New York Yankees fans are going to have to continue to wait for baseball of any kind. As the clock ticks away on a 2020 baseball season, the MLB representing the owners sent their latest and “final” proposal to the MLBPA (players union). The proposal was included in a sharply worded five-page letter that didn’t address a new season until the third page of the letter. Most of the preceding pages blamed the players for the present stalemate in the “non-negotiations” to get a season started.
The new attempt to have baseball this year highlights the growing ill will between the parties. The latest plan presented yesterday calls for a 72 game season ending at the normal end of September timeframe, with an expanded postseason of sixteen teams played in October. The players would receive 70 percent of their prorated salaries for the regular season and up to 80 percent if the postseason is completed.

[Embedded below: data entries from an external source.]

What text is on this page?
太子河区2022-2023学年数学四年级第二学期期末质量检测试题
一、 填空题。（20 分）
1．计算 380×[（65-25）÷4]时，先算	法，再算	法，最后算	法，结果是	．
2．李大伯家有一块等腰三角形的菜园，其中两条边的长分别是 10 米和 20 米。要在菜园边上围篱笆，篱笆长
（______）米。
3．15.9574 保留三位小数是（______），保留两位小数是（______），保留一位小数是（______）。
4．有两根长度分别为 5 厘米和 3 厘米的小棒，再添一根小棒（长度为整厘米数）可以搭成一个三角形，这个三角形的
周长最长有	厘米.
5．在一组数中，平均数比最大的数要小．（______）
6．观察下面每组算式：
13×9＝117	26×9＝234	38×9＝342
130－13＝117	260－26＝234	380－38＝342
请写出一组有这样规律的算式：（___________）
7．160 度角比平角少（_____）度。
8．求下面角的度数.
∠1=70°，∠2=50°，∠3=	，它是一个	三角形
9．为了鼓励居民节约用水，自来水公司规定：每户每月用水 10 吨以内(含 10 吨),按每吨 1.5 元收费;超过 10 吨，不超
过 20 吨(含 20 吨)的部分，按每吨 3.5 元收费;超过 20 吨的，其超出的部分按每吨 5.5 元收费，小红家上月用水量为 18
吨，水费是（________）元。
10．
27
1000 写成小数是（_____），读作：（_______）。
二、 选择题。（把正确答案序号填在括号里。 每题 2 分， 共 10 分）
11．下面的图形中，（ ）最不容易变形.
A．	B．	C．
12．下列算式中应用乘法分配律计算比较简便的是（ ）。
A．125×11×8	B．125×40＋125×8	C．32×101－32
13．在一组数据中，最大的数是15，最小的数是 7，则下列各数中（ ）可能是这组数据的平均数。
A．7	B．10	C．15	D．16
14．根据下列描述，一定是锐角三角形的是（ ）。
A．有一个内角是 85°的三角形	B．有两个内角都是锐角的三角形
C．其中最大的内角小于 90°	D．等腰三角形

The plan will surely be rejected by the players union, as have all the previous plans. The players continue to be steadfast in demanding 100% of their prorated salaries and not share in any of the losses the owners will endure due to no ticket sales and no concession revenues. The stumbling block to a season is over money, but also in the differing interpretations of the original March agreement.
The March agreement was for players to receive 50% of their salaries based on a season of half as many games. At the time of that agreement, the progress of the COVID-19 virus was unknown, as was the fact that fans would not be allowed in the stands. The owners contend that the players are not entitled to any payment in the first place because Commissioner Rob Manfred had the authority to suspend all contracts once President Trump declared a national emergency on March 13.
At the time of the original agreement, MLB made it crystal clear to the union that the clubs would not be forced to resume play without fans because it would not be economically feasible. However, it was not stated in the agreement.
Though Friday’s proposal was not necessarily a final overall offer, it might well mark the last time MLB is willing to consider a season as long as 72 games. Each passing day potentially cuts into the length of the schedule, particularly given the owners’ insistence that the playoffs be completed on schedule, citing the potential for a second wave of COVID-19 in the fall and the reluctance of broadcast partners to reschedule their October postseason windows.
As was said earlier, if the players still insist on 100% of their prorated salaries and more games, this lastest proposal will like the others to be rejected. They have until Sunday to give their answer. If the players do not accept the proposal it may force Manfred to impose a season of the owners liking. This could cause the union to file a grievance or chose to go on strike like they did in 1994.
Damage has already been done to the game of baseball as fans are turning away. Both the owners and players must realize that further damage will be difficult to overcome, and no season will not be quickly be forgotten by fans. The owners have compromised, the players refuse to, causing what can be called extreme ill will. Even though the players will receive less pay per game under this latest plan, they will receive $300 million more in pay than if Manfred imposes a shorter season.
It’s been clear since the beginning of MLB negotiations that the coronavirus will dictate the season. In the past few weeks, the economy has partially reopened around the country. Now 14 states have reported increased cases of the coronavirus, surging in some states. The question now is, will Manfred have the final word or will the coronavirus? Whichever the case baseball now has a great big black eye.